To me, Mike is a series of pixels, an impression through space and time, that has direct impact. Perhaps I am the same to him. What must I be like – this avatar of me that is as ‘real’ as myself – missing a conventional body and voice, I must be nothing so much as an essence – a sequence of opinions, observations, and reactions. A waveform of myself. A quantum echo. Art too has its psychic imprint, its soul if you will, that exists beyond lines of india ink, yellowing zipatone, rubbed out pencils, and fading editorial comments. This is why, as we move into increasingly digital realms, NFT’s herald a millennial/post-millennial comfort with living in virtual spaces. For these people who grew up with video games and social media rather than comic books, there is no difference between a digital friend and a ‘real’ friend. The two are interchangeable. There is no difference between the meaning inherent in physical versus digital art – both are equally ‘real.’
Collecting in this Platonic sense, this realm of ideals and philosophical abstracts, teaches us something about ourselves. Furthermore, it makes us realize how malleable these practices and feelings can be. Just like the energies that normally go into the ‘pyramid-like’ nature of collecting, there is nothing to say they cannot be inverted, that they can’t be directed towards sharing, building, creating, and bonding. It’s a lot more fun to build and extend ourselves beyond our physical limitations and identities, to understand ourselves as more than discrete units, than it is to tear things apart. Sometimes comic nerds get a bad rep; we can be seen as obsessive compulsive hoarders, weak at socializing and communicating, bitter and driven, nursing grudges and other vindictive tendencies. We’re essentially the corporate world dressed in dorky robes. But it doesn’t have to be that way: it doesn’t always have to be about market share and breaking things apart.
Mike and I have talked about co-owning a piece of expensive comic art as a way of circumventing the inflationary demands of the market.
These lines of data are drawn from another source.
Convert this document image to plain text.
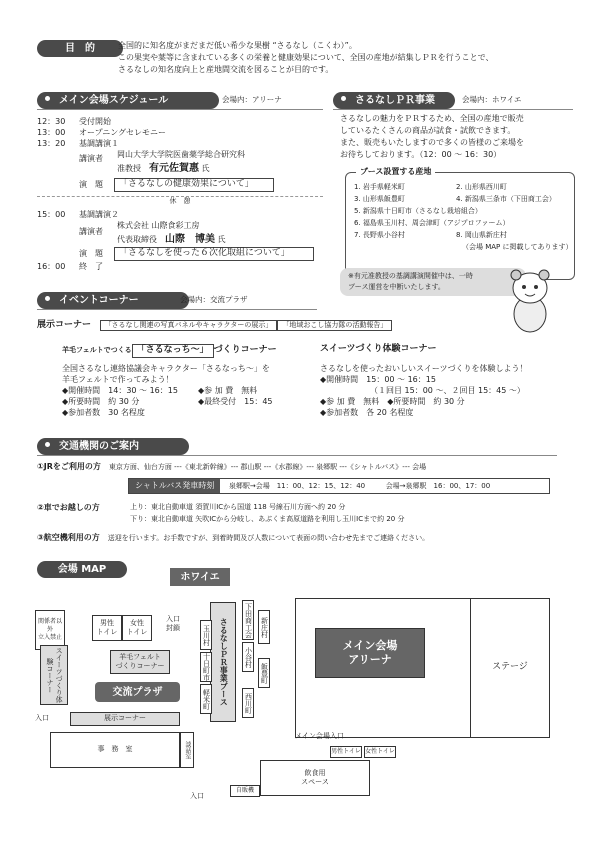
目　的	全国的に知名度がまだまだ低い希少な果樹 “さるなし（こくわ）”。
この果実や葉等に含まれている多くの栄養と健康効果について、全国の産地が結集しＰＲを行うことで、
さるなしの知名度向上と産地間交流を図ることが目的です。
メイン会場スケジュール	会場内：アリーナ
12：30 受付開始
13：00 オープニングセレモニー
13：20 基調講演１
講演者 岡山大学大学院医歯薬学総合研究科
准教授　 有元佐賀惠 氏
演　題	「さるなしの健康効果について」
休　憩
15：00 基調講演２
講演者
株式会社 山際食彩工房
代表取締役　 山際　博美 氏
演　題	「さるなしを使った６次化取組について」
16：00 終　了
さるなしＰＲ事業	会場内：ホワイエ
さるなしの魅力をＰＲするため、全国の産地で販売
しているたくさんの商品が試食・試飲できます。
また、販売もいたしますので多くの皆様のご来場を
お待ちしております。（12：00 ～ 16：30）
ブース設置する産地
1. 岩手県軽米町	2. 山形県西川町
3. 山形県飯豊町	4. 新潟県三条市（下田商工会）
5. 新潟県十日町市（さるなし栽培組合）
6. 福島県玉川村、周会津町（アジプロファーム）
7. 長野県小谷村	8. 岡山県新庄村
（会場 MAP に掲載してあります）
※有元准教授の基調講演開催中は、一時
ブース運営を中断いたします。
イベントコーナー	会場内：交流プラザ
展示コーナー 「さるなし関連の写真パネルやキャラクターの展示」 「地域おこし協力隊の活動報告」
羊毛フェルトでつくる 「さるなっち～」 づくりコーナー
全国さるなし連絡協議会キャラクター「さるなっち～」を
羊毛フェルトで作ってみよう！
◆開催時間　14：30 ～ 16：15
◆所要時間　約 30 分
◆参加者数　30 名程度
◆参 加 費　無料
◆最終受付　15：45
スイーツづくり体験コーナー
さるなしを使ったおいしいスイーツづくりを体験しよう！
◆開催時間　15：00 ～ 16：15
（１回目 15：00 ～、２回目 15：45 ～）
◆参 加 費　無料　 ◆所要時間　約 30 分
◆参加者数　各 20 名程度
交通機関のご案内
①JRをご利用の方　 東京方面、仙台方面 ---《東北新幹線》--- 郡山駅 ---《水郡線》--- 泉郷駅 ---《シャトルバス》--- 会場
シャトルバス発車時刻 泉郷駅→会場　11：00、12：15、12：40	会場→泉郷駅　16：00、17：00
②車でお越しの方	上り：東北自動車道 須賀川ICから国道 118 号線石川方面へ約 20 分
下り：東北自動車道 矢吹ICから分岐し、あぶくま高原道路を利用し玉川ICまで約 20 分
③航空機利用の方　 送迎を行います。お手数ですが、到着時間及び人数について表面の問い合わせ先までご連絡ください。
会場 MAP
ホワイエ
メイン会場
アリーナ
ステージ
関係者以外
立入禁止
男性
トイレ
女性
トイレ
入口
封鎖
スイーツづくり体験コーナー
羊毛フェルト
づくりコーナー
交流プラザ
入口	展示コーナー
事　務　室	談話室
さるなしＰＲ事業ブース
玉川村
十日町市
軽米町
下田商工会
小谷村
西川町
新庄村
飯豊町
メイン会場入口
男性トイレ 女性トイレ
飲食用
スペース
自販機
入口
This sort of flies in the face of the idea of acquiring and owning a coveted piece as a way of pumping up one’s ego. It’s an unorthodox idea and with most people, I wouldn’t dare attempt it, but with Mike it feels like a creative and innovative solution. We haven’t figured out all the logistics but since collecting is ultimately about the feeling of ownership and satisfaction (once again, ideas that exist in the Platonic realm), this doesn’t really seem to matter as much, as long as the result is positive rather than negative.
After all, when it comes to the essence of things, what is it that is truly important – and what do we truly own?